5. The extended release pharmaceutical composition as claimed in claim 1, wherein the extended release pharmaceutical composition comprises a core comprising dydrogesterone or pharmaceutically acceptable salts thereof and wherein the core is coated with one or more extended release polymer.

6. The extended release pharmaceutical composition as claimed in claim 1, wherein the particle size of dydrogesterone or pharmaceutically acceptable salts thereof is D90 less than 100 microns.

7. The extended release pharmaceutical composition as claimed in claim 1, wherein the extended release composition releases less than 85% of dydrogesterone within 2 hours and not less than 75% of dydrogesterone is released within 16 hours.

8. The extended release pharmaceutical composition as claimed in claim 1, wherein one or more pharmaceutically acceptable excipients are selected from the group consisting of diluents, binders, surfactants, glidants, disintegrants, lubricants, film forming polymers, coloring agents, opacifiers, plasticizers, or combinations thereof.

9. A process for preparing the extended release pharmaceutical composition as claimed in claim 1, wherein the process comprises: (a) blending dydrogesterone or pharmaceutically acceptable salts thereof, one or more extended release polymer, and optionally one or more floating agent to obtain a blend; (b) optionally granulating the blend; (c) lubricating the blend or granules; (c) compressing the lubricated blend or granules to form a tablet or filling the lubricated blend or granules in a capsule.
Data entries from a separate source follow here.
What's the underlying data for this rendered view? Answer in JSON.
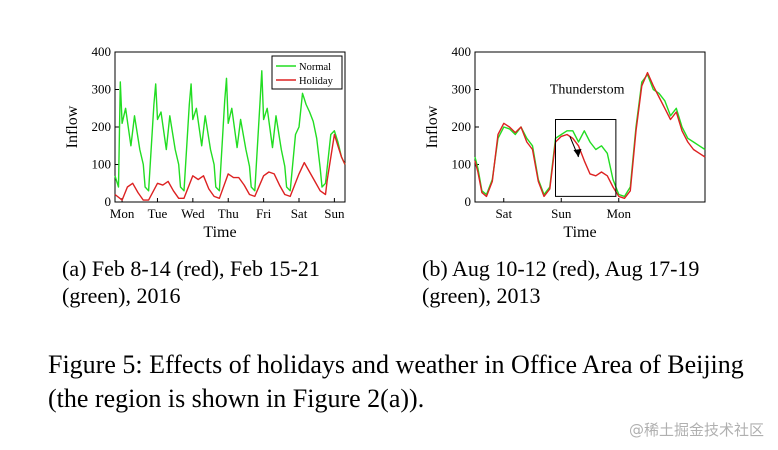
{
  "chart_data": [
    {
      "type": "line",
      "ylabel": "Inflow",
      "xlabel": "Time",
      "ylim": [
        0,
        400
      ],
      "yticks": [
        0,
        100,
        200,
        300,
        400
      ],
      "xticks": [
        "Mon",
        "Tue",
        "Wed",
        "Thu",
        "Fri",
        "Sat",
        "Sun"
      ],
      "legend": [
        "Normal",
        "Holiday"
      ],
      "series": [
        {
          "name": "Normal",
          "color": "#22dd22",
          "x": [
            0,
            0.1,
            0.15,
            0.2,
            0.3,
            0.45,
            0.55,
            0.7,
            0.8,
            0.85,
            0.95,
            1.1,
            1.15,
            1.2,
            1.3,
            1.45,
            1.55,
            1.7,
            1.8,
            1.85,
            1.95,
            2.1,
            2.15,
            2.2,
            2.3,
            2.45,
            2.55,
            2.7,
            2.8,
            2.85,
            2.95,
            3.1,
            3.15,
            3.2,
            3.3,
            3.45,
            3.55,
            3.7,
            3.8,
            3.85,
            3.95,
            4.1,
            4.15,
            4.2,
            4.3,
            4.45,
            4.55,
            4.7,
            4.8,
            4.85,
            4.95,
            5.1,
            5.2,
            5.3,
            5.4,
            5.5,
            5.6,
            5.7,
            5.8,
            5.85,
            5.95,
            6.1,
            6.2,
            6.3,
            6.4,
            6.5
          ],
          "values": [
            70,
            40,
            320,
            210,
            250,
            150,
            230,
            140,
            100,
            40,
            30,
            260,
            315,
            220,
            240,
            140,
            230,
            140,
            100,
            40,
            30,
            260,
            315,
            220,
            250,
            150,
            230,
            140,
            100,
            40,
            30,
            270,
            330,
            210,
            250,
            145,
            220,
            140,
            95,
            40,
            30,
            270,
            350,
            220,
            250,
            145,
            230,
            140,
            95,
            40,
            30,
            180,
            200,
            290,
            260,
            240,
            215,
            170,
            90,
            40,
            50,
            180,
            190,
            160,
            120,
            100
          ]
        },
        {
          "name": "Holiday",
          "color": "#dd2222",
          "x": [
            0,
            0.2,
            0.35,
            0.5,
            0.65,
            0.8,
            0.95,
            1.2,
            1.35,
            1.5,
            1.65,
            1.8,
            1.95,
            2.2,
            2.35,
            2.5,
            2.65,
            2.8,
            2.95,
            3.2,
            3.35,
            3.5,
            3.65,
            3.8,
            3.95,
            4.2,
            4.35,
            4.5,
            4.65,
            4.8,
            4.95,
            5.2,
            5.35,
            5.5,
            5.65,
            5.8,
            5.95,
            6.0,
            6.2,
            6.3,
            6.4,
            6.5
          ],
          "values": [
            20,
            5,
            40,
            50,
            25,
            5,
            5,
            50,
            45,
            55,
            30,
            10,
            10,
            70,
            60,
            70,
            35,
            15,
            10,
            75,
            65,
            65,
            45,
            20,
            15,
            70,
            80,
            75,
            45,
            20,
            15,
            75,
            105,
            80,
            55,
            30,
            20,
            60,
            180,
            150,
            120,
            100
          ]
        }
      ]
    },
    {
      "type": "line",
      "ylabel": "Inflow",
      "xlabel": "Time",
      "ylim": [
        0,
        400
      ],
      "yticks": [
        0,
        100,
        200,
        300,
        400
      ],
      "xticks": [
        "Sat",
        "Sun",
        "Mon"
      ],
      "annotation": "Thunderstom",
      "series": [
        {
          "name": "Aug 17-19",
          "color": "#22dd22",
          "x": [
            0,
            0.05,
            0.12,
            0.2,
            0.3,
            0.4,
            0.5,
            0.6,
            0.7,
            0.8,
            0.9,
            1.0,
            1.1,
            1.2,
            1.3,
            1.4,
            1.5,
            1.6,
            1.7,
            1.8,
            1.9,
            2.0,
            2.1,
            2.2,
            2.3,
            2.4,
            2.5,
            2.6,
            2.7,
            2.8,
            2.9,
            3.0,
            3.1,
            3.2,
            3.3,
            3.4,
            3.5,
            3.6,
            3.7,
            3.8,
            3.9,
            4.0
          ],
          "values": [
            120,
            90,
            30,
            20,
            60,
            170,
            200,
            195,
            180,
            200,
            170,
            150,
            60,
            20,
            40,
            170,
            180,
            190,
            190,
            160,
            190,
            160,
            140,
            150,
            130,
            60,
            20,
            15,
            40,
            200,
            320,
            340,
            300,
            290,
            270,
            230,
            250,
            200,
            170,
            160,
            150,
            140
          ]
        },
        {
          "name": "Aug 10-12",
          "color": "#dd2222",
          "x": [
            0,
            0.05,
            0.12,
            0.2,
            0.3,
            0.4,
            0.5,
            0.6,
            0.7,
            0.8,
            0.9,
            1.0,
            1.1,
            1.2,
            1.3,
            1.4,
            1.5,
            1.6,
            1.7,
            1.8,
            1.9,
            2.0,
            2.1,
            2.2,
            2.3,
            2.4,
            2.5,
            2.6,
            2.7,
            2.8,
            2.9,
            3.0,
            3.1,
            3.2,
            3.3,
            3.4,
            3.5,
            3.6,
            3.7,
            3.8,
            3.9,
            4.0
          ],
          "values": [
            110,
            80,
            25,
            15,
            55,
            180,
            210,
            200,
            185,
            200,
            160,
            140,
            55,
            15,
            35,
            160,
            175,
            180,
            170,
            150,
            110,
            75,
            70,
            80,
            70,
            40,
            15,
            10,
            30,
            190,
            310,
            345,
            310,
            280,
            250,
            220,
            240,
            190,
            160,
            140,
            130,
            120
          ]
        }
      ]
    }
  ],
  "captions": {
    "subcap_a": "(a) Feb 8-14 (red), Feb 15-21 (green), 2016",
    "subcap_b": "(b) Aug 10-12 (red), Aug 17-19 (green), 2013",
    "figure": "Figure 5: Effects of holidays and weather in Office Area of Beijing (the region is shown in Figure 2(a))."
  },
  "watermark": "@稀土掘金技术社区"
}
10. A process for preparing the extended release pharmaceutical composition as claimed in claim 1, wherein the process comprises: (a) preparing a core comprising dydrogesterone or pharmaceutically acceptable salts thereof and optionally one or more floating agents to obtain a blend; (b) coating the core with one or more extended release polymer or delayed release polymer; (c) compressing the coated core of step (b) to form a tablet or filling the lubricated blend or granules in a capsule.